Küçük yaşta arkadaşlarıyla konuşurken babasının ne kadar güçlü olduğunu anlatmayan, ‘benim babam senin babanı döver’ demeyen çocuk yok gibidir.
Aslında bu söz, çocuğun gözünde babasının ne kadar güçlü olduğunun göstergesidir. Bu aynı zamanda, çocuk için babasıyla birlikte büyümenin ve baba sevgisini hissetmenin ne kadar büyük bir ihtiyaç olduğunu ifade eder. Çocuk gelişimi uzmanları da baba sevgisinden yoksun büyüyen çocukların özgüveni eksik yetişkinler olduğunu belirtiyor. Sempati Psikolojik Danışmanlık ve Hipnoterapi Merkezi’nden psikolog Dr. Ramazan Özarslan, çocukların genellikle 3 yaşına kadar annelerine düşkün olduğunu, 6 yaşından sonra ise baba rolünün ön plana çıktığını söyledi. Çocuğun dünyasında annenin sevgi ve şefkati, babanın ise gücü temsil ettiğini kaydeden Özarslan şöyle konuştu: "Baba sevgisiyle büyüyen çocukların özgüvenleri tam oluyor. Çevreyle uyumlu bir kişilik sahibi olarak yetişiyorlar. Baba sevgisinden yoksun büyüyen çocukların özgüvenleri ise eksik kalır. Babanın yokluğunda erkek çocuklarda baba figürünü dayı tamamlar. Kız çocuklarında ise babanın yerini hiçbir akraba tutamaz. Babalarının boşluğunu dolduracak hiçbir figür yoktur."

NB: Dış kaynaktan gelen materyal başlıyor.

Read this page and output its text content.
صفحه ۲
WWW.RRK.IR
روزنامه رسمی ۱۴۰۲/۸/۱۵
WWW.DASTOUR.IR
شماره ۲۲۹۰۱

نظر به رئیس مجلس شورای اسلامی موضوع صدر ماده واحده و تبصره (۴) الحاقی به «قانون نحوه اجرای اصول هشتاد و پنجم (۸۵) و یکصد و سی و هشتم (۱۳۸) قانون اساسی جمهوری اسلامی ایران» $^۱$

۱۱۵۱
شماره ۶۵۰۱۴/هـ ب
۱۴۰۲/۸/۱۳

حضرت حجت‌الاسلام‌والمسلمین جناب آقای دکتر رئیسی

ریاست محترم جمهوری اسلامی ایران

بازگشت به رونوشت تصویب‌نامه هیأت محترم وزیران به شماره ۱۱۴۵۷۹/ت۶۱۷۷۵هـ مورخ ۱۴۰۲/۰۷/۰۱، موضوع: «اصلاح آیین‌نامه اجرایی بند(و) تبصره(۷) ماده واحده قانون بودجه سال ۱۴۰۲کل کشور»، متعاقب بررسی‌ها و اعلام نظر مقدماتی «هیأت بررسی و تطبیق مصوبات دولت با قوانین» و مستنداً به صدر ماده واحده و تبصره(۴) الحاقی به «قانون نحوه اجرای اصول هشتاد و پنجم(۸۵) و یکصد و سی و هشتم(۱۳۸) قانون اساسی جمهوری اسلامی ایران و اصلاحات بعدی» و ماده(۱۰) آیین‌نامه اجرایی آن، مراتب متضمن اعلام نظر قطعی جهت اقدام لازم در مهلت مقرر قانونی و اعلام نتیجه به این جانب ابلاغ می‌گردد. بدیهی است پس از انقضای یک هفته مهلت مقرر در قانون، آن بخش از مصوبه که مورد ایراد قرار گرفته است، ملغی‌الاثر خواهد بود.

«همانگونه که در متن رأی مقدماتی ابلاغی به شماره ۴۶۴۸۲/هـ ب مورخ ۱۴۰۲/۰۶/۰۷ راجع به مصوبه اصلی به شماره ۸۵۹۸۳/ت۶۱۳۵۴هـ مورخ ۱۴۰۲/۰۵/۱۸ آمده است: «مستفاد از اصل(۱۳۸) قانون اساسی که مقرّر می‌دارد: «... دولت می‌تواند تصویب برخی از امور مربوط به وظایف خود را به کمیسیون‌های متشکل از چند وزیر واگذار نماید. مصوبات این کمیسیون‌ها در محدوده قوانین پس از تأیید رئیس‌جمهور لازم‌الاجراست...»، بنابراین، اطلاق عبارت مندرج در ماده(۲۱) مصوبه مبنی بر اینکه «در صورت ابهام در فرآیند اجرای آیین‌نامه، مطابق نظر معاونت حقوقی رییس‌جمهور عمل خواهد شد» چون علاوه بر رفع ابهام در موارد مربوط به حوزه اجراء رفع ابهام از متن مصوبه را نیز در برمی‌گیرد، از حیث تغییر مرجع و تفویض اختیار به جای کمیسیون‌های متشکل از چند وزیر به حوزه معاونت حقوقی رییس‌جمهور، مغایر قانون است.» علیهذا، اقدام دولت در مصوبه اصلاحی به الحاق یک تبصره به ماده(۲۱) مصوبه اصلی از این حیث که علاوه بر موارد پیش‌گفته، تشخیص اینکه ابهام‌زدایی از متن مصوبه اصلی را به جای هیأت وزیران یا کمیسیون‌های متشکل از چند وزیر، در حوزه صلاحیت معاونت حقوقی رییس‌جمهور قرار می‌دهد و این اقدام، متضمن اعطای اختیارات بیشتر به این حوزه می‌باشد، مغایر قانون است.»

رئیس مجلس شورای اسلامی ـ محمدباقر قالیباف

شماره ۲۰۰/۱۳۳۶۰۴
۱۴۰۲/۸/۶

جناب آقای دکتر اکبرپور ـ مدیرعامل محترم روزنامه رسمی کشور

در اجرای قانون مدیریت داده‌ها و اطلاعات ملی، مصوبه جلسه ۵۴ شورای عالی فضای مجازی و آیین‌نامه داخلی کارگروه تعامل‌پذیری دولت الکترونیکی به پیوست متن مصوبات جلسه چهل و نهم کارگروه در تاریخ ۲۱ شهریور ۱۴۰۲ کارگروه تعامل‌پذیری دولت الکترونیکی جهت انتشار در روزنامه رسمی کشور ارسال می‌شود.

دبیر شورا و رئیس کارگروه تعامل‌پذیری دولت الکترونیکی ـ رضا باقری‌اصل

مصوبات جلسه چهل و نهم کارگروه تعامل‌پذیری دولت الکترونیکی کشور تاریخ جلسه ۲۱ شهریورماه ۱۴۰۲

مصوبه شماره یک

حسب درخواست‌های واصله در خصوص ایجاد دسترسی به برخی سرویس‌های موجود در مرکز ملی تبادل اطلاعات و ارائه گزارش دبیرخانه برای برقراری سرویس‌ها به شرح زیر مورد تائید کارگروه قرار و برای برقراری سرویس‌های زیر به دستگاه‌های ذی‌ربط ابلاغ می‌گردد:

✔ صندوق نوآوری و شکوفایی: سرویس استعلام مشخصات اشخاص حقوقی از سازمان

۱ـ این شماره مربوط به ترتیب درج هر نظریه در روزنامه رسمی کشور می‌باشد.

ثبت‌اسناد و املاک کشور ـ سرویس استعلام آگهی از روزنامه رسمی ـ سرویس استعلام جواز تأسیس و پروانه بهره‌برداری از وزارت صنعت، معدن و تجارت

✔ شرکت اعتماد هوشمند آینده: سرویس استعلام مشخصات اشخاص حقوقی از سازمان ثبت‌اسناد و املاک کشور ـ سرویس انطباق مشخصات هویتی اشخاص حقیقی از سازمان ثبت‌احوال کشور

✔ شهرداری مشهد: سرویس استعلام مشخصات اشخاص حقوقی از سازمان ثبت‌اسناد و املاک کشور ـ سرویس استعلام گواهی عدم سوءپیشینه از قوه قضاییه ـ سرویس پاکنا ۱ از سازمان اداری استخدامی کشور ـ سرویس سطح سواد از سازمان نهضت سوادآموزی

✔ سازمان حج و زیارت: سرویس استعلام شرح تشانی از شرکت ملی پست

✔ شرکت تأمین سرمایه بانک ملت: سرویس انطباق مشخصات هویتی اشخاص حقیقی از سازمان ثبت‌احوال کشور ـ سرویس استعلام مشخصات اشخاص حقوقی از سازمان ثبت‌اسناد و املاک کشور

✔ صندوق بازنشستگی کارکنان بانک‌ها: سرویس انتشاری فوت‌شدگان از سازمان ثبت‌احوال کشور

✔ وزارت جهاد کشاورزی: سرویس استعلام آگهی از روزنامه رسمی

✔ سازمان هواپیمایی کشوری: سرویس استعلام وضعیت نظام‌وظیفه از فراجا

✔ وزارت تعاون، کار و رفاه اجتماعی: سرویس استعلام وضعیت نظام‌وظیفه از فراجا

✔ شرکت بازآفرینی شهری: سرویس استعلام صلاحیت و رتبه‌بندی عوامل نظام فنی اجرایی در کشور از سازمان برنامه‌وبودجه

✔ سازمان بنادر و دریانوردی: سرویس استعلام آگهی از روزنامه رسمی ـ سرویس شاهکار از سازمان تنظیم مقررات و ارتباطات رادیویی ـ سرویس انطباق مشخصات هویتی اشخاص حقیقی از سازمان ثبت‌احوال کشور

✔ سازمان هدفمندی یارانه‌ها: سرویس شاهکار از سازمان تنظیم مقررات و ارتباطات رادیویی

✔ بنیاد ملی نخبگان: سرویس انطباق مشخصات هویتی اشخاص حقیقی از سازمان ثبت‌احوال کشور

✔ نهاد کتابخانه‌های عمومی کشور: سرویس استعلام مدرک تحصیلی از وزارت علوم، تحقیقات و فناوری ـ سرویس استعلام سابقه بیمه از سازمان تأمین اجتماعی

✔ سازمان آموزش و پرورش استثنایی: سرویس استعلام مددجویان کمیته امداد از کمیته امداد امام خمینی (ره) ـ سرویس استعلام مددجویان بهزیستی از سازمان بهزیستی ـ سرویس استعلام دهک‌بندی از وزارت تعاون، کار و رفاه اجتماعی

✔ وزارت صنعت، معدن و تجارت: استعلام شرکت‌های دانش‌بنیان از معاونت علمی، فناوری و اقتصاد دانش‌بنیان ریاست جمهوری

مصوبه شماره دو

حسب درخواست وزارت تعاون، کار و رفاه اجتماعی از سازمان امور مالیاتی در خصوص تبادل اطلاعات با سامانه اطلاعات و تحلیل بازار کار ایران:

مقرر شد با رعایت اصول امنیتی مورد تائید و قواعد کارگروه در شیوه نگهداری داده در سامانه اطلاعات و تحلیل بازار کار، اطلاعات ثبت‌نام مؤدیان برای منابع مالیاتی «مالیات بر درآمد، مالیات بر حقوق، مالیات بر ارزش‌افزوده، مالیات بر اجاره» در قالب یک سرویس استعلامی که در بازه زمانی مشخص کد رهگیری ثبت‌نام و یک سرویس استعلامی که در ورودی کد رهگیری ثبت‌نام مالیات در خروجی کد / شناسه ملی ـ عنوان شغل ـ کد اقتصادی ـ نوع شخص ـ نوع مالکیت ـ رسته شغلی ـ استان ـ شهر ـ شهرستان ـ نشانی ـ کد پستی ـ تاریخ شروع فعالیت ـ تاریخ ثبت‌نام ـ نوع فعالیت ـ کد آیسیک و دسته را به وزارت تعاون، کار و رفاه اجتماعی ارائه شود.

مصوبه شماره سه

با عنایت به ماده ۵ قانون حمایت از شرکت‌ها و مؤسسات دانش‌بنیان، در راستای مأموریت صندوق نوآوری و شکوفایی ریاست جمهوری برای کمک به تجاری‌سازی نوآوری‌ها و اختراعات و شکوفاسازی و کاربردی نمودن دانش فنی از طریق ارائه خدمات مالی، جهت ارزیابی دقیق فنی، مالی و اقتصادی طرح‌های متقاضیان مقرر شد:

Anadolu’da bazı yanlış âdetlerden ötürü babaların çocuğunu kucağına alıp sevemediğine dikkat çeken Özarslan, babaların çocuklarını 0-3 yaş arasında kucağında, 3-6 yaş arasında saçını okşayarak, öperek, bağrına basarak, 13 yaşından sonra uzaktan kontrollü sevmesi gerektiğini söyledi.
Hollandalı pedagog Jilda Peters da, Avrupa’da okulöncesi eğitimde 4 yaşından sonra babanın ailedeki rolüyle ilgili eğitim verildiğini vurguluyor. Çocuğun 3-13 yaş arasında babanın güç otoritesini çok iyi hissetmesi gerektiğini ifade eden Peters, "Avrupa toplumunda da bir çocuk için baba gücü temsil eder. Avrupalı babalar, Türk babalara göre çocuklarını daha fazla kucağında taşıyor. Kültürden kültüre değişse de Avrupa ülkelerinde çocuğu kucağında ve sırtında anne değil, baba taşır. Baba sevgisini tam almayan çocuklar pısırık ve içe kapanık olur." dedi.